がしゃん、と何か金属の擦れるような音がして、ディンははっと顔を上げた。寝室から響いた音だ。
「グローグー!」
半ば反射的に名前を呼びながら、急いで寝室に戻る。ベッドの上に、小さな体が包まっていた毛布の抜け殻だけがあった。まさか攫われた――否、人の気配は感じなかった。家の中に居るはずだ。ベッドの隙間、部屋の隅、扉の向こう。忙しなく視線を走らせたその時だった。ひ、ひ、と小さな吐息が聞こえてくる。寝室に備え付けられた、クローゼットの扉の中から。扉を開けると、そこにグローグーはいた。端に寄って、小さな体をより小さく丸まらせてぎゅっと目を閉じている。まるで、恐ろしいものから身を隠すように。
ディンは息を呑んだ。
呼びかけようとして、声が出ない。
こんな風に怯える姿ははじめて見たはずなのに、知っている気がした。この子どもは自分だ。戦争によって何もかも蹂躙され、ただ声を潜めて隠れるしかなかった、幼い頃の自分だ。沢山の人が死に、住む場所も無くなった。息を殺して、ただ兵器が地を鳴らす音に怯え、時間が過ぎるのを待っていた。そして手を差し伸べられて、孤児として迎えられ、マンダロリアンとなった。
この子は、グローグーはどうだったのだろう。
ジェダイ聖堂から逃げ延びたあと、この子に差し伸べられた手はあったのか。
泣いていい。
大丈夫。
そういって抱き締めてくれる存在はいたのだろうか。
その答えは今、目の前にある。
ディンはクローゼットの前に膝をついて、「グローグー」と静かに名前を呼んだ。
「グローグー、お前は……お前は、本当にすごいよ。よく頑張った。今まで、ずっと一人で……」
震えているのは、寒いからじゃない。口を開けば漏れてしまう悲鳴を、ぐっと堪えて押し殺しているからだ。弱っている時には身を隠すのも、誰かに教えられたわけじゃない。そうしないと殺されてしまうからだ。

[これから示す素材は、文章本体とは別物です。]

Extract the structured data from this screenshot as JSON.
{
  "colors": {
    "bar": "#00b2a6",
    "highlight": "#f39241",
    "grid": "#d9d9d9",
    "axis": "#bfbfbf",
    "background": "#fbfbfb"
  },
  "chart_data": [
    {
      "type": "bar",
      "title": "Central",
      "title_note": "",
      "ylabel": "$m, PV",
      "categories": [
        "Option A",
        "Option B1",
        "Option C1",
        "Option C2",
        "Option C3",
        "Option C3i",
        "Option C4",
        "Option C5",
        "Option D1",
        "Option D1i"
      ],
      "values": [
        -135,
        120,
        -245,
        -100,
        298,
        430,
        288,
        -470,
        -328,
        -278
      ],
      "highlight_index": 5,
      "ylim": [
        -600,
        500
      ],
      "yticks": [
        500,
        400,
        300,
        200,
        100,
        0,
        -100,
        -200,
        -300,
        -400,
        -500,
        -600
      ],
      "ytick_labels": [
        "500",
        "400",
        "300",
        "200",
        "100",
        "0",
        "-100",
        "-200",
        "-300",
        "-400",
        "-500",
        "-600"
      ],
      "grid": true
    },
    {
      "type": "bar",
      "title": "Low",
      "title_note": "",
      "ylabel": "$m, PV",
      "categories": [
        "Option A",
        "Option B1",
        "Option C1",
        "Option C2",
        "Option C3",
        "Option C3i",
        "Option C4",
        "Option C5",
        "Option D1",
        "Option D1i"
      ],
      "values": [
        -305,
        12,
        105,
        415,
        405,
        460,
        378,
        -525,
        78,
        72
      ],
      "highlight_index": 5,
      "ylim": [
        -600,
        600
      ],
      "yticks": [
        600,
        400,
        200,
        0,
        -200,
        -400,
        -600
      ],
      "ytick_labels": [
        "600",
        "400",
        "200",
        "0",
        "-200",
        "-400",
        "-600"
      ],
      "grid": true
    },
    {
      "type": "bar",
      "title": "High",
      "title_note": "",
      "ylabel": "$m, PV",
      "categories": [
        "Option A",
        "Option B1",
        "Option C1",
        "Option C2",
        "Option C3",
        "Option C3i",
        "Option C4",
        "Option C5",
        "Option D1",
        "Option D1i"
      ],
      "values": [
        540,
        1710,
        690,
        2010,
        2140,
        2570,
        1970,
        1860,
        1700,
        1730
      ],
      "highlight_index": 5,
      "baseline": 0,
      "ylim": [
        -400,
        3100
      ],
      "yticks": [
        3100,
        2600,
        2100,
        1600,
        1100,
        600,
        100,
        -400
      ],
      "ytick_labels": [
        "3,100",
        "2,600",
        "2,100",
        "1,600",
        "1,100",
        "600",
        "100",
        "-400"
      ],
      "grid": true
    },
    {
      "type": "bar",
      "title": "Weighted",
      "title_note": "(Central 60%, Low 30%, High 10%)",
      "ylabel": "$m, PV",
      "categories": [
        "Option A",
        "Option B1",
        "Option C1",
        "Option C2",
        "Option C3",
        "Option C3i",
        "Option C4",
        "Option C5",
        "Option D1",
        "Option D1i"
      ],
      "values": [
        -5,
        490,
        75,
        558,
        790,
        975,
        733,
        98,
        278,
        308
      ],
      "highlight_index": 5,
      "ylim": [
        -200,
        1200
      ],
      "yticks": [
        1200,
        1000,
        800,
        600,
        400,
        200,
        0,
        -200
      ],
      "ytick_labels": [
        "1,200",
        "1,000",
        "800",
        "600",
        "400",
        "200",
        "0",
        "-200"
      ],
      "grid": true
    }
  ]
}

そんな風に何十年もたった一人で、声を殺して生きてきた。
「でも、ここには俺がいる。お前が戦士として、俺を守ってくれたからだ」
目頭が熱くなる。紡ぐ言葉に情けなく吐息が混じる。子に救われたばかりの親は少し、不甲斐なく映るかもしれない。それでも、この子の為に生きると決めた。
「今度は俺が、お前を守る。戦士として、父として。だから――だからもう、泣いていいんだ」
クローゼットの奥から、小さな手が伸びる。「おいで」と言うと同時に、どん、とディンの胸に飛び込んできた。あたたかな体を強く抱きしめる。
その夜はじめて、グローグーは声を上げて泣いた。
涙を流して、顔を真っ赤にする姿はまるで、赤子が産声をあげているようだった。